“The name of Ross!” cried the man, half starting from his chair. “No wonder! what an idiot I was to forget! But it is so long since I have known my other name. My dear madam, have you never heard your husband speak of Herman Ross Baker?”
This name seemed to strike Mrs. Laurence dumb. She stood for half a minute, gazing at the man, as if a ghost had started up before her. The little color natural to her face died out. Even her lips grew white.
“Herman Ross Baker,” she repeated. “And are you that man?”
“That is my name, Mrs. Laurence; and the only one your husband ever knew me by. I am an artist, and in other countries chose to call myself Ross, leaving the rest of the name so long out of use that I almost forget it myself. Now, I hope that we are not altogether strangers, by name at least.”
Mrs. Laurence dropped into a chair, and clasped both hands in her lap.
“So, you are that man!”
There was a look of absolute terror in the woman’s face. She sat staring at Ross, with weird curiosity, as if he had been a ghost.

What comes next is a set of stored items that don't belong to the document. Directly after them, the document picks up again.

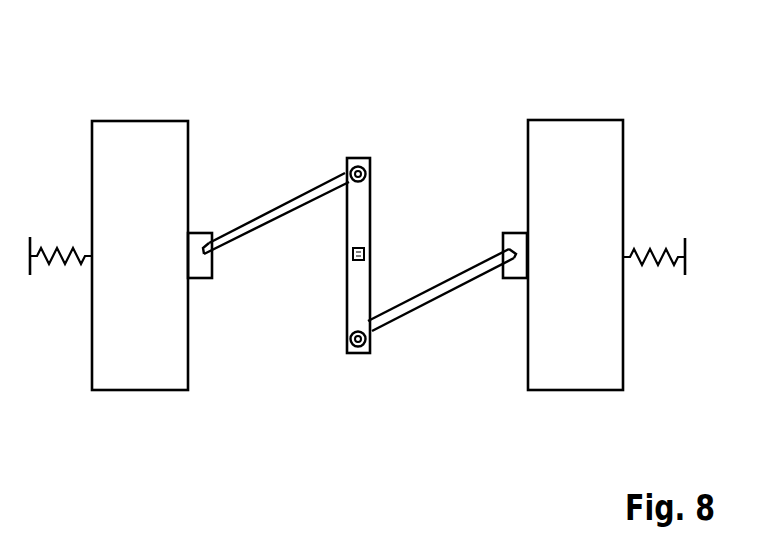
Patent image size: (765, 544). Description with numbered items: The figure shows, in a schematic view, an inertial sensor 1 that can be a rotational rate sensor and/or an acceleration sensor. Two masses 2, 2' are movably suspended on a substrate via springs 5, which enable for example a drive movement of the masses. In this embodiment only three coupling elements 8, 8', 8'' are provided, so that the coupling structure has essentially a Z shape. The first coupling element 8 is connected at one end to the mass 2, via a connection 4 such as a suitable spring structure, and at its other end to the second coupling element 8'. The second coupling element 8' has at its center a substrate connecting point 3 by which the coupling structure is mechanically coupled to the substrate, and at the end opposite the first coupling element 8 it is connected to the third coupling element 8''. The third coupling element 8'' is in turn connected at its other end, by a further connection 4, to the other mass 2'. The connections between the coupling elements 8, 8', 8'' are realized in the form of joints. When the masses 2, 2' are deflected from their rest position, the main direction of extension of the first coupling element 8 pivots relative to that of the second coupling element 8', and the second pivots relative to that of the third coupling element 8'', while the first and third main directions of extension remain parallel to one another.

The inertial sensor 1 is at (505, 95).
The mass 2 is at (140, 230).
The other mass 2' is at (575, 230).
The substrate connecting point 3 is at (352, 254).
The connection 4 is at (201, 232).
The spring 5 is at (54, 250).
The first coupling element 8 is at (276, 202).
The second coupling element 8' is at (380, 255).
The third coupling element 8'' is at (442, 303).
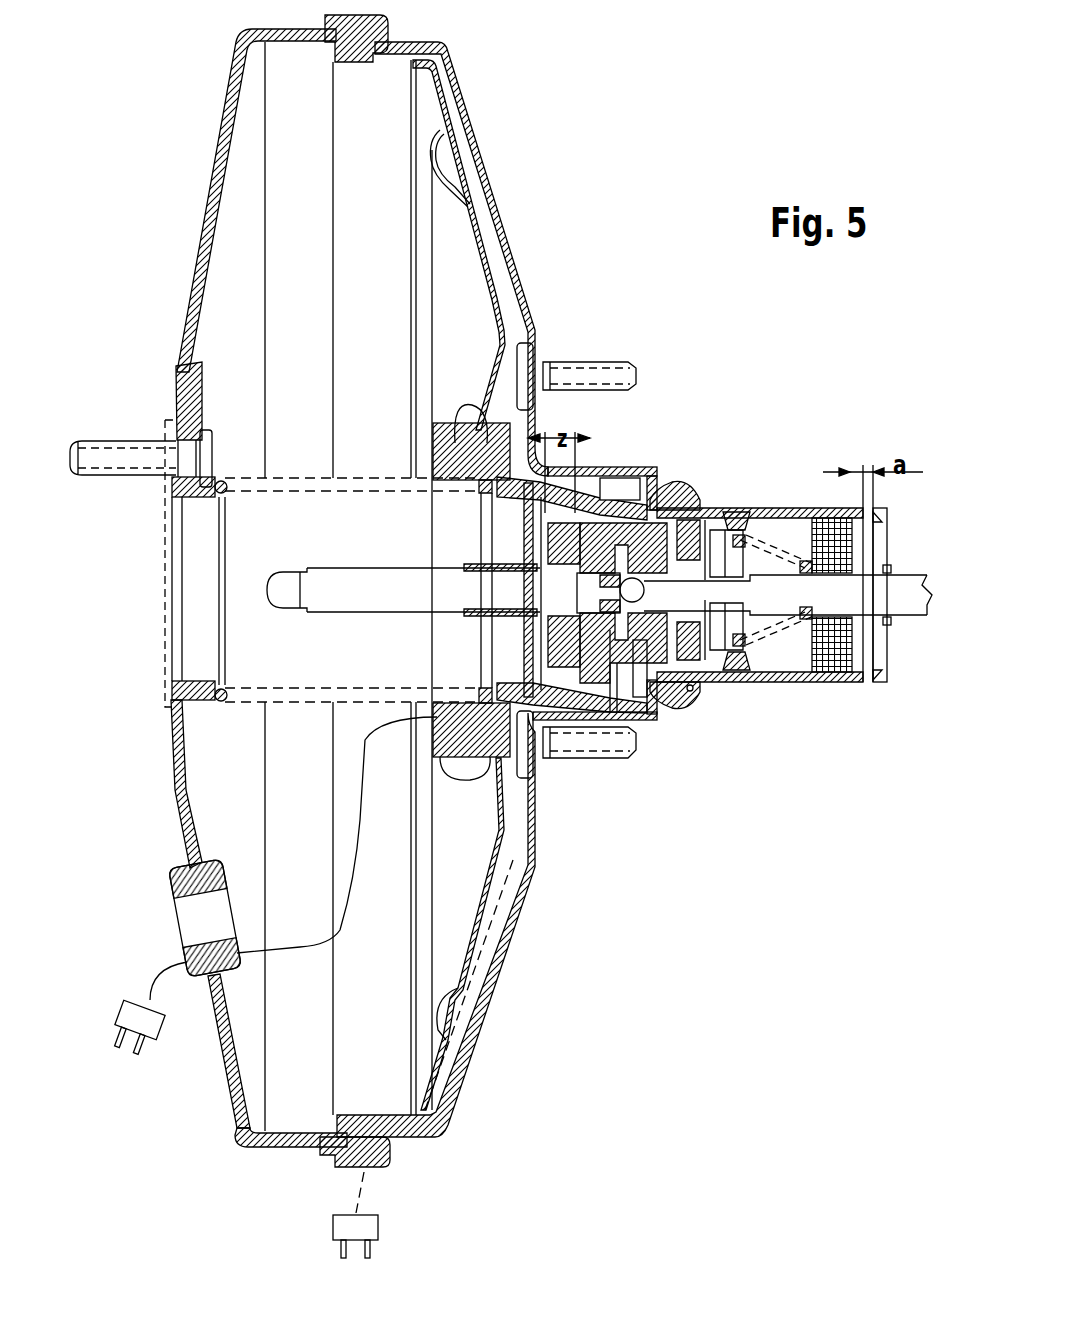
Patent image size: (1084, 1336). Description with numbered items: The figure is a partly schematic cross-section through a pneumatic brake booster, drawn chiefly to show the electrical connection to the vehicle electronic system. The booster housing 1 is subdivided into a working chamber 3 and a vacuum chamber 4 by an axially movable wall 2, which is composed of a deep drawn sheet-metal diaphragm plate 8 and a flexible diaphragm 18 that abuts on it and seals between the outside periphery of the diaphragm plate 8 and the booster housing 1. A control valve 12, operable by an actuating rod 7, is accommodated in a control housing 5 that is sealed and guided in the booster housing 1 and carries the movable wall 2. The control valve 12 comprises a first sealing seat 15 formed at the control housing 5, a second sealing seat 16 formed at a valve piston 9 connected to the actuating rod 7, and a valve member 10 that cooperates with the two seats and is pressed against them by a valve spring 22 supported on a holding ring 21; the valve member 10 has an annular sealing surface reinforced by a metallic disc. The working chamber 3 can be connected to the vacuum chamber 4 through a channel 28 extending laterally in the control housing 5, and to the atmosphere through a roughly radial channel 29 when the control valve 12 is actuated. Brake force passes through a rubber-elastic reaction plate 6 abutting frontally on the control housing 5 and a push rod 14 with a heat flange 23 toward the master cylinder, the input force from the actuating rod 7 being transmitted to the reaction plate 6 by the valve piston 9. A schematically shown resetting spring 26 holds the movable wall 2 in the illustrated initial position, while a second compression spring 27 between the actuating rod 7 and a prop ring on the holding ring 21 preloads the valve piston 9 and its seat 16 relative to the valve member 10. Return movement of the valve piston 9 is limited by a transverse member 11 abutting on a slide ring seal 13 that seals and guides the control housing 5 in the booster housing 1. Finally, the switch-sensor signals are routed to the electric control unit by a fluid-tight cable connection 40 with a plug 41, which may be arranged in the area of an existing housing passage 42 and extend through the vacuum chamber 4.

The booster housing 1 is at (481, 88).
The axially movable wall 2 is at (472, 201).
The working chamber 3 is at (493, 240).
The vacuum chamber 4 is at (283, 178).
The control housing 5 is at (802, 512).
The reaction plate 6 is at (548, 655).
The actuating rod 7 is at (906, 600).
The diaphragm plate 8 is at (497, 276).
The valve piston 9 is at (600, 575).
The valve member 10 is at (700, 662).
The transverse member 11 is at (668, 530).
The control valve 12 is at (737, 505).
The slide ring seal 13 is at (665, 692).
The push rod 14 is at (357, 586).
The first sealing seat 15 is at (695, 495).
The second sealing seat 16 is at (712, 500).
The flexible diaphragm 18 is at (507, 311).
The holding ring 21 is at (797, 682).
The valve spring 22 is at (742, 672).
The heat flange 23 is at (470, 690).
The resetting spring 26 is at (320, 700).
The second compression spring 27 is at (782, 633).
The channel 28 is at (622, 520).
The channel 29 is at (623, 670).
The cable connection 40 is at (312, 953).
The plug 41 is at (160, 1020).
The housing passage 42 is at (178, 872).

“I never thought you would come—never wanted you to come,” she said, at last, wringing her hands with a show of passion of which her countenance, in its set expression gave little sign; “but when the dead order, the living have only to obey. That which he left must be given, though it breaks us all up and turns the house into a tomb.”
The woman rose from her seat, and began to walk the floor, while Ross and her daughter sat regarding these movements with intense surprise.
“What do you mean, mother—of what are you speaking? Mr. Ross cannot understand,” said Ruth, arising with pain from her cushions.